Munster may not be given the IRFU nod in that case, however, although their argument would be strengthened if Saili – now back from injury – was to leave in the summer.

“We don’t even think about it because me and Francis are good mates,” says Taute of the potential for one of them to be kept on. “We’re the same age and we’re both very competitive players. We’re both enjoying this experience because we know if one slacks off, the other will take your position – even if we’re mates.

Now living with second row Kleyn in Castletroy, five minutes from Munster’s training base – after initially moving in with Saili - Taute is enjoying living in the “cool” city of Limerick.

Himself and Kleyn will get the braai going as the weather improves, but the rugby is keeping Taute happy for now. Can he see himself staying with Munster longer-term, beyond the summer?

“Yes, definitely,” says Taute. “If it’s going this well, why would you want to change anything? I’m enjoying the experience, enjoying the place, the club, I’m enjoying my rugby.

“What I’ve learned is that at the end of the day, that’s the most important – to enjoy what you do.”

Jaco Taute Ryan Byrne / INPHO Taute wants to help Munster to win trophies this season. Ryan Byrne / INPHO / INPHO

For the rest of this season, Taute is hopeful of featuring at outside centre as often as possible. He’s happy to play fullback “if the occasion comes up,” while he also points out that he can cover inside centre.

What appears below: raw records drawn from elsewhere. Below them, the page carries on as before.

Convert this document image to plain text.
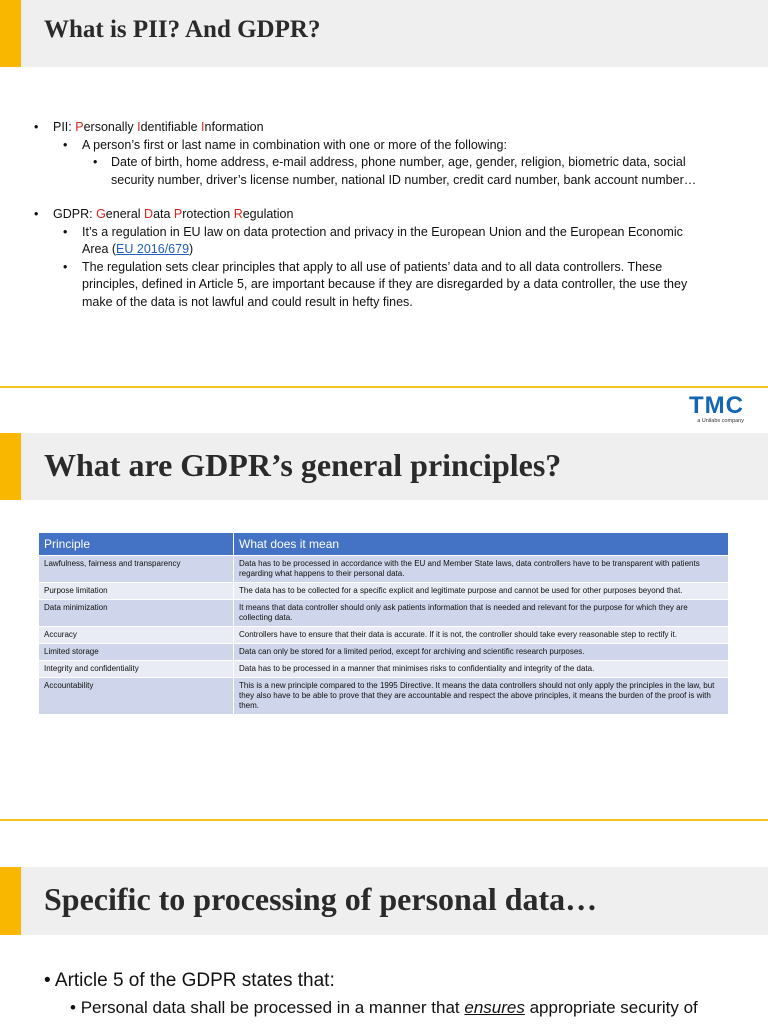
What is PII? And GDPR?
• PII: Personally Identifiable Information
• A person’s first or last name in combination with one or more of the following:
• Date of birth, home address, e-mail address, phone number, age, gender, religion, biometric data, social
security number, driver’s license number, national ID number, credit card number, bank account number…
• GDPR: General Data Protection Regulation
• It’s a regulation in EU law on data protection and privacy in the European Union and the European Economic
Area (EU 2016/679)
• The regulation sets clear principles that apply to all use of patients’ data and to all data controllers. These
principles, defined in Article 5, are important because if they are disregarded by a data controller, the use they
make of the data is not lawful and could result in hefty fines.
TMC
a Unilabs company
What are GDPR’s general principles?
Principle	What does it mean
Lawfulness, fairness and transparency	Data has to be processed in accordance with the EU and Member State laws, data controllers have to be transparent with patients regarding what happens to their personal data.
Purpose limitation	The data has to be collected for a specific explicit and legitimate purpose and cannot be used for other purposes beyond that.
Data minimization	It means that data controller should only ask patients information that is needed and relevant for the purpose for which they are collecting data.
Accuracy	Controllers have to ensure that their data is accurate. If it is not, the controller should take every reasonable step to rectify it.
Limited storage	Data can only be stored for a limited period, except for archiving and scientific research purposes.
Integrity and confidentiality	Data has to be processed in a manner that minimises risks to confidentiality and integrity of the data.
Accountability	This is a new principle compared to the 1995 Directive. It means the data controllers should not only apply the principles in the law, but they also have to be able to prove that they are accountable and respect the above principles, it means the burden of the proof is with them.
Specific to processing of personal data…
• Article 5 of the GDPR states that:
• Personal data shall be processed in a manner that ensures appropriate security of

“I enjoy playing 12 as well, if that’s needed in certain games when internationals are gone. Because a guy like Rory Scannell, he’s around the corner and very close, I feel, to get pulled up into international rugby.”

Taute has achieved plenty in his first four and a half months with Munster, certainly in terms of earning respect from team-mates and supporters alike, but he believes there is plenty more to come.

From a personal point of view, he has obvious ambitions of playing for the Springboks again, but Taute thinks only of the collective.

“I would love to contribute to Munster winning trophies again,” says Taute. “That’s the bigger goal because my Dad taught me from a young age that you’re never bigger than the game and the team always comes first.

“For me, that’s what I want to show – that the team comes first and that Munster can win trophies.

“Everyone wants to play international rugby and I have all those aspirations of playing at my very best. But to do that, first you have to give everything to the team.”